O teu rosto esta manhã
Se tivéssemos de especificar uma testemunha da procura das bem-aventuranças na contemporaneidade, provavelmente não nos viria à ideia o escritor norte-americano Jack Kerouac e a chamada “beat generation”.
Mas há, neste nosso tempo de desencontros, mais inquietação espiritual, mais sede de absoluto do que pensamos. Parece, por exemplo, que foi o próprio Kerouac a cunhar a expressão “beat generation”.
Ora, o termo “beat”, que tem mais de uma aceção, é em todo o caso a primeira parte da palavra beatitude, e isto obriga-nos a imergir nas raízes católicas de Kerouac, que são evidentes em larga parte da sua obra.

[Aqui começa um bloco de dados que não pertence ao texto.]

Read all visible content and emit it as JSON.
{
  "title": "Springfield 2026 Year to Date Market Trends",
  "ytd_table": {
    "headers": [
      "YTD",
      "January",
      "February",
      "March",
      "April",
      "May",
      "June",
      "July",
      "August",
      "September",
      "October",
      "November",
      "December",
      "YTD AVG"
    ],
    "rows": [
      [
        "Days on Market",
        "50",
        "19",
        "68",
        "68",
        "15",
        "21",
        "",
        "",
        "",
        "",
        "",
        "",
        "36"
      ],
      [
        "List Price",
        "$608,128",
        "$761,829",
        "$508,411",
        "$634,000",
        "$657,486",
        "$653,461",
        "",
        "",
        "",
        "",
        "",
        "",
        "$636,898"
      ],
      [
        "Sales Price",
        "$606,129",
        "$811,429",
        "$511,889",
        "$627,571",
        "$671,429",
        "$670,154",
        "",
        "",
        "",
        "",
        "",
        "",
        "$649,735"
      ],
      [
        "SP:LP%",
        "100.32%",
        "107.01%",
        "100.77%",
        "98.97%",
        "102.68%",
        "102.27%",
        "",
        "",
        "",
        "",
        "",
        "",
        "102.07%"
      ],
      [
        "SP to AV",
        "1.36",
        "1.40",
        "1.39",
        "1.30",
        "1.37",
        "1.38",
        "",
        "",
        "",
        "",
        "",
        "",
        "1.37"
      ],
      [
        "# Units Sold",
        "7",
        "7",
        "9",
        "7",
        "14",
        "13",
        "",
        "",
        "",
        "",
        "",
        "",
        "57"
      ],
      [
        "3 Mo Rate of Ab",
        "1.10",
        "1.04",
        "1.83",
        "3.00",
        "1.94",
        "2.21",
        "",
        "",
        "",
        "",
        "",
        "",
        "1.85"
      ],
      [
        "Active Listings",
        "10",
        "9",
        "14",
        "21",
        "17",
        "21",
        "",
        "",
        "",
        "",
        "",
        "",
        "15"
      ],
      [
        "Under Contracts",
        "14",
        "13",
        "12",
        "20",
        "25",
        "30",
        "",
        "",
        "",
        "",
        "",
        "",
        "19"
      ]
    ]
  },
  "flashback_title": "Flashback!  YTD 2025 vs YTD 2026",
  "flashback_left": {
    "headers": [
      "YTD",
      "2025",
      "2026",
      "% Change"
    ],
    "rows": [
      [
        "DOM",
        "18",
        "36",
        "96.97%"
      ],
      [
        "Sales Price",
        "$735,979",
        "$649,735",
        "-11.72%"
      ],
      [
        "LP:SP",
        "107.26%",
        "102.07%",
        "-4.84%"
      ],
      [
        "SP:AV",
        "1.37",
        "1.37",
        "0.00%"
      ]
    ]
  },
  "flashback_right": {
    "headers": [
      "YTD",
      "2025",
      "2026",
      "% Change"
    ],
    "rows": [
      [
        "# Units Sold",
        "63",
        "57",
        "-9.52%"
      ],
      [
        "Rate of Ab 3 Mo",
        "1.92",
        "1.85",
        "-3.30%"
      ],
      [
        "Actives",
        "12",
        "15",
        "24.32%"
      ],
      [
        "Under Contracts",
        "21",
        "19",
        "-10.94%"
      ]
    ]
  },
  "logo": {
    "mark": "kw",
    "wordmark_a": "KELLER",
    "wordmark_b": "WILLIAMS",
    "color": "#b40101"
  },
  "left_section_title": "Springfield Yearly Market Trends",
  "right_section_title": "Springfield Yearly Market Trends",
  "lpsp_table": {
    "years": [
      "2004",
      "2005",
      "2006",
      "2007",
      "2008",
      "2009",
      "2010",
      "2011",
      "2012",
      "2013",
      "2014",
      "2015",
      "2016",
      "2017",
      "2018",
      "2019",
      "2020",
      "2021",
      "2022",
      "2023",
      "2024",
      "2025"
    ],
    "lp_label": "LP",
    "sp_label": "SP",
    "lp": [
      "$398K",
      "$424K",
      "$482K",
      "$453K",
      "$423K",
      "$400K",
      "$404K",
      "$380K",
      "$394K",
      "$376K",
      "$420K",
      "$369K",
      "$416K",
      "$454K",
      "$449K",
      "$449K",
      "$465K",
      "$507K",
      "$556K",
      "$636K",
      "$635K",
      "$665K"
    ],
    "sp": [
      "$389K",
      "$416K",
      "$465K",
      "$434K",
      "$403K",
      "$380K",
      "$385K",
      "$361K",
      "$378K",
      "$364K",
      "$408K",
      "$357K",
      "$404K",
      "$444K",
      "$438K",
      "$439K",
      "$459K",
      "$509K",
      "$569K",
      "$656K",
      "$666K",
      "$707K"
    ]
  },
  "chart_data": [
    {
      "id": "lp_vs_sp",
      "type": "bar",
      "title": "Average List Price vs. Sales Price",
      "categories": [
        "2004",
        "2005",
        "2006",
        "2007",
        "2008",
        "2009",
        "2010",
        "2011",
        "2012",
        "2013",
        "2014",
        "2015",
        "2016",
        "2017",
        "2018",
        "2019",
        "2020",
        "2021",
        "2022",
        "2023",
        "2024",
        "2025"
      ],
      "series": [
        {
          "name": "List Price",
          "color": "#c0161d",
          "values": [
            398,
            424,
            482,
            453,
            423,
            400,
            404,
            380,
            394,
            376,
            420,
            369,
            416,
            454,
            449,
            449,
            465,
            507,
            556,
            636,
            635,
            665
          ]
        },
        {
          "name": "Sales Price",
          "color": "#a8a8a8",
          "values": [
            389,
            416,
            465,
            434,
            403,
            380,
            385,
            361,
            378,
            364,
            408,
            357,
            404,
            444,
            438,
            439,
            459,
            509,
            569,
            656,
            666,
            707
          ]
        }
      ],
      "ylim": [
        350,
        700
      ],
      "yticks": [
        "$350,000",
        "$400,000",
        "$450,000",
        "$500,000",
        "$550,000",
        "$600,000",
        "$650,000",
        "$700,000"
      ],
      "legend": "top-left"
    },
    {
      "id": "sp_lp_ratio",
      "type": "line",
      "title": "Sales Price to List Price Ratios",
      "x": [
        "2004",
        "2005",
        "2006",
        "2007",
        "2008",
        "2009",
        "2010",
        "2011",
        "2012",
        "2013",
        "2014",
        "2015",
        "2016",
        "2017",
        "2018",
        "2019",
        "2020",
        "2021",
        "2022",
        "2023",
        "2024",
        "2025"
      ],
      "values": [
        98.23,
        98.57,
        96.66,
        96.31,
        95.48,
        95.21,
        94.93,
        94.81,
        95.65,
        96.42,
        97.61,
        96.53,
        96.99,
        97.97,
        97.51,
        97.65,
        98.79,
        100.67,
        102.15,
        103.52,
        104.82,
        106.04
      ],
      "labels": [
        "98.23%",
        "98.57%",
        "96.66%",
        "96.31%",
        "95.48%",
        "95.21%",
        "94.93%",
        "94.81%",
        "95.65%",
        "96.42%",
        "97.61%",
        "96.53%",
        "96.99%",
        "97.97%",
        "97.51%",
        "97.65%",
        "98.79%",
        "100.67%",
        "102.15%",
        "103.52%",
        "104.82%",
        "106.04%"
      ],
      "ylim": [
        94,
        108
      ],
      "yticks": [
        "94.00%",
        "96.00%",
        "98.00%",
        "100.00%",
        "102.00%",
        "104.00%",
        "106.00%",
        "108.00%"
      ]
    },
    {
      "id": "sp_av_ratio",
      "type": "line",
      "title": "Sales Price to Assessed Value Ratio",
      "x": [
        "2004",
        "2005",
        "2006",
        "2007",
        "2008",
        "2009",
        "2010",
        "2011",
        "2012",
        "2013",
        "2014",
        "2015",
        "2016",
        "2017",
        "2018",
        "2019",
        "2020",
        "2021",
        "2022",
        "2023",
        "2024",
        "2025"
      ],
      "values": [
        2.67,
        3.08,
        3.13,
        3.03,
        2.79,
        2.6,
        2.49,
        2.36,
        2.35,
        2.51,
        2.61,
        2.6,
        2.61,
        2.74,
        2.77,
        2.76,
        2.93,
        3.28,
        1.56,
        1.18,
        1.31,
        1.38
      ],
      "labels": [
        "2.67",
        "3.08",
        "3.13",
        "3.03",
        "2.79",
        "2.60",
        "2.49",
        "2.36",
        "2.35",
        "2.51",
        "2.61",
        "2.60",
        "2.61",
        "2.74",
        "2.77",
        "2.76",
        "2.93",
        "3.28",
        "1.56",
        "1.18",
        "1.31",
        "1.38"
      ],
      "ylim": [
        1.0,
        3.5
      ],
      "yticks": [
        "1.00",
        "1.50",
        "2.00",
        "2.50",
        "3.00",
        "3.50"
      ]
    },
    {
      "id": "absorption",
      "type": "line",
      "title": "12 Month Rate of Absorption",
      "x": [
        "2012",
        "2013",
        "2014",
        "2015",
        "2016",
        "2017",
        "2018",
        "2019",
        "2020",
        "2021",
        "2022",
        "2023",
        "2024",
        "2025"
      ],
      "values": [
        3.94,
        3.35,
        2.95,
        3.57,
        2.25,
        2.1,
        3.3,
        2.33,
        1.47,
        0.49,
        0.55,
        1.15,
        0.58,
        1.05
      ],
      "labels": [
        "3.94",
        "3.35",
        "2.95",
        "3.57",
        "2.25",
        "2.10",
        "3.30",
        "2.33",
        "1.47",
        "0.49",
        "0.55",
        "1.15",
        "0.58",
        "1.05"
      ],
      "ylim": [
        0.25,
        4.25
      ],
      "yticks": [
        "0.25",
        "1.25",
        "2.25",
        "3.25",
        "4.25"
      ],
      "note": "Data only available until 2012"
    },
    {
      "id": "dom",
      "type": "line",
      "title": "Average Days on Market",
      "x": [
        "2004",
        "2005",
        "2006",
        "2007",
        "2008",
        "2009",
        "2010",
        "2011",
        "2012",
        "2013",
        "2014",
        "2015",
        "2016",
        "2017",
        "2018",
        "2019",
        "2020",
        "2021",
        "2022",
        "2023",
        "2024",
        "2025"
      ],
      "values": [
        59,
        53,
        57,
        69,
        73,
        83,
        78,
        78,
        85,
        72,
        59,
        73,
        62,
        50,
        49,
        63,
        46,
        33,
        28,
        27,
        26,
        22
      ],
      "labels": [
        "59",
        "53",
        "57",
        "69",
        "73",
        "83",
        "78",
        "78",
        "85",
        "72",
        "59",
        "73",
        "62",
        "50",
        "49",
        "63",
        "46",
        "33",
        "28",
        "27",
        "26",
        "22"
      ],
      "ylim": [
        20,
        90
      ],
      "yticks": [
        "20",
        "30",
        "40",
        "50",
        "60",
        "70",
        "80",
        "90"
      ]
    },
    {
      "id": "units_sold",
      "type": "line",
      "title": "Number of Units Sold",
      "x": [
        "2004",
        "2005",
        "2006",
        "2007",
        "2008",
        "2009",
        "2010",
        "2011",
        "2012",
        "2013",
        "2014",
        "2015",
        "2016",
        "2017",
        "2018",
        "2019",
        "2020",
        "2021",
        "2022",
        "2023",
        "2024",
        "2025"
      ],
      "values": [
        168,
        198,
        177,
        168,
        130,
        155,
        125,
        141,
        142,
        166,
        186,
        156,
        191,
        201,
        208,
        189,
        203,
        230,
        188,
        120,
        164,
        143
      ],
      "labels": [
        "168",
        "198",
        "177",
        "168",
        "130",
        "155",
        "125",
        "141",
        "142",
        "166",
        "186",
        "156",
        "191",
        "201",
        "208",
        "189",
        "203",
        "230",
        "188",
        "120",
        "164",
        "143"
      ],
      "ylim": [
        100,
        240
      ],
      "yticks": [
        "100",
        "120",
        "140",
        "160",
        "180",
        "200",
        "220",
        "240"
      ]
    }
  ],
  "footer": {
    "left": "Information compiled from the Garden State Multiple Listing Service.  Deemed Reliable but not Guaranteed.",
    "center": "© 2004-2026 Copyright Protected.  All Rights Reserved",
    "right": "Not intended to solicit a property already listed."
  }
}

Numa das suas páginas diaristas escreve: «Deus, tenho de ver esta manhã o teu rosto através dos vidros poeirentos da janela, entre o vapor e o furor; tenho de sentir a tua voz sobre o clangor das metrópoles. Estou exausto, Deus».
Num interessante volume de título roubado de uma canção de bruce Springsteen, “Hard to be a saint in the city: the spiritual vision of the Beats”, Robert Inchaust escreve que Jack Kerouac foi um dos mais humildes e devotos escritores americanos do século XX. E que desejou ser, mais do que um Philip Roth, uma versão jazz dos grandes místicos.
De muitos modos, temos de o reconhecer, o coração humano é uma jangada em chamas na direção do infinito.